Вот в комнату к ней заходит в своем первом вечернем платье, цветастом и отделанном рюшами Флоренс и, кружась, разглядывает себя в зеркало. А вот сестра будит ее в полночь, чтобы дать ей завернутые в салфетку пирожные. Она стащила их с вечеринки для Хенни… Вот, много, много раньше их с Флоренс наказывают. Они закрываются в спальне и рыдают в объятиях друг друга. И снова более близкая по времени картина: Флоренс рожает Пола. Хенни первой берет на руки младенца после того, как его заворачивают в пеленки; она подносит его к свету и внимательно изучает его крошечное личико… «О, он вылитый ты», – говорит она Флоренс. И он действительно походил на нее тогда, да и сейчас походит. Его аристократические черты лица и спокойная грация движений – все это от его матери.
Что она скажет Полу, когда он вернется и узнает, что произошло в его втором доме, как он его всегда называл? И что она скажет Фредди? Он будет раздавлен. Да, это несомненно раздавит его.
О, лучше вообще никого никогда не любить! Не полюби она тогда Дэна, она не сидела бы сейчас на скамейке в этом парке среди голубей, шума городского транспорта и равнодушных прохожих. Если бы она не была так сильно ранена… И она ясно увидела в этот момент свои стиснутые на коленях руки с вздувшимися от напряжения темно-синими жилами…
Наступило лето. Раскинувшийся под раскаленным бронзовым небосводом огромный город задыхался от невероятной жары. Ночью многие предпочитали спать на воздухе, спасаясь от москитов с помощью зажженных свеч из цитронеллы. Иногда, облокачиваясь на подоконник, Хенни видела засиживающихся допоздна людей, часто застывшую на крыльце одинокую фигуры мужчины или женщины, взгляд которых был устремлен во тьму.
Время от времени, под вечер, она отправлялась прокатиться на автобусе, идущем по Пятой авеню. За Гудзоном, в темном Палисейд-парк, сверкало несколько огней и ты легко мог представить себе, какой там влажный, насыщенный ароматами деревьев воздух. Она доезжала на автобусе до конечной остановки, а потом, на нем же, ехала назад.

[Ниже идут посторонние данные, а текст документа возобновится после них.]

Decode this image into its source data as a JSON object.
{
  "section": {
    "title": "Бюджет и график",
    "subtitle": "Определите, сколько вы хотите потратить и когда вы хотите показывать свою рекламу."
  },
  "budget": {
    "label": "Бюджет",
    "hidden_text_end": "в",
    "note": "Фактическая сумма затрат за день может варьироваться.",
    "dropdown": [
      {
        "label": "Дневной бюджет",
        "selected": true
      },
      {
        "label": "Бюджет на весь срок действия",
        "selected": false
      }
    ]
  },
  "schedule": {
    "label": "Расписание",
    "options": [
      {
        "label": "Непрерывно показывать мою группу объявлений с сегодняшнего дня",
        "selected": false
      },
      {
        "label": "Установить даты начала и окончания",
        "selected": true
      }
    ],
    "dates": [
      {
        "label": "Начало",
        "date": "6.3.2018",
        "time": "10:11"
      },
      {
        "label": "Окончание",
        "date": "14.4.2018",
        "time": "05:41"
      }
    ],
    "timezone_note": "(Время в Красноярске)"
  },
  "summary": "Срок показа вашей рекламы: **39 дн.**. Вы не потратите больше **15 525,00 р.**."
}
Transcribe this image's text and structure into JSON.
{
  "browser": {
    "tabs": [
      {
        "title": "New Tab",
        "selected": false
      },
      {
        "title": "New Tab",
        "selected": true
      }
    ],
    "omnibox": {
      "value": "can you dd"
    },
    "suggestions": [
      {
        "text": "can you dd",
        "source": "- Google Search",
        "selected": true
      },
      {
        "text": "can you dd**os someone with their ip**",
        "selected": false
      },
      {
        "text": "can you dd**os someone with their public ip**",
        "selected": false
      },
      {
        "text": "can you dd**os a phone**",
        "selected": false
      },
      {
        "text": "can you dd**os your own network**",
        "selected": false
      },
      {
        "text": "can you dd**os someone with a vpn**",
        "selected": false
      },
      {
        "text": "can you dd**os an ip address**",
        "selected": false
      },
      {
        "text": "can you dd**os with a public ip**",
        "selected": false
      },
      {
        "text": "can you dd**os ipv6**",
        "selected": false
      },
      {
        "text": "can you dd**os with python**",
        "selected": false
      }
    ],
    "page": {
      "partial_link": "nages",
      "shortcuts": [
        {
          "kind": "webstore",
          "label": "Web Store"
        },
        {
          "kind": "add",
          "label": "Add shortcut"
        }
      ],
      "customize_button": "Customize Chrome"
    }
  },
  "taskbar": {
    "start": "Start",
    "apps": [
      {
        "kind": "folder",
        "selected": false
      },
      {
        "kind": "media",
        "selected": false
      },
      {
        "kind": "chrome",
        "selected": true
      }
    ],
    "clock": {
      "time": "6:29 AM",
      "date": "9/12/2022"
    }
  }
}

Когда она возвращалась, стояла уже ночь; юные парочки обнимались, деля на двоих шарф или свитер; вокруг них явно не витала аура одиночества. Что они знали?! Она смотрела на них с жалостью и презрением. Лучше им не заглядывать в будущее и не строить никаких планов! Нередко ее охватывало желание протянуть руку и коснуться плеча сидевшей впереди девушки, головка которой так доверчиво покоилась на плече мужчины… протянуть руку и сказать… сказать что?
Однажды вечером, возвратившись домой с очередной прогулки, она застала там поджидавшего ее брата.
– Какая жара, – произнес он, обмахиваясь газетой, как веером.
Судя по его высокому крахмальному воротничку и канотье, на которое он сменил свой обычный черный котелок, так как день памяти погибших в войнах[49] был позади и наступило лето, он явился к ней прямо из конторы.
– Какая жара! – повторил он. – Ты выглядишь измученной, Хенни.
– Со мной все в порядке, – у нее не было никакого желания выслушивать слова сочувствия. – Я только что проехалась на автобусе. А почему ты не за городом?
– Мы едем в пятницу, как только у Мег закончатся занятия в школе. Хенни, сколько это еще будет продолжаться? Мы все о тебе очень тревожимся.
– Пожалуйста, не тревожьтесь. Я сказала тебе, со мной все в порядке.
– Ты собираешься подавать на развод?
– Для этого нет никаких оснований. И потом, мне совсем не хочется этим заниматься.
– Тогда, может быть, вы в будущем вновь сойдетесь?
– Нет. Для меня пути назад нет. Альфи прищелкнул языком.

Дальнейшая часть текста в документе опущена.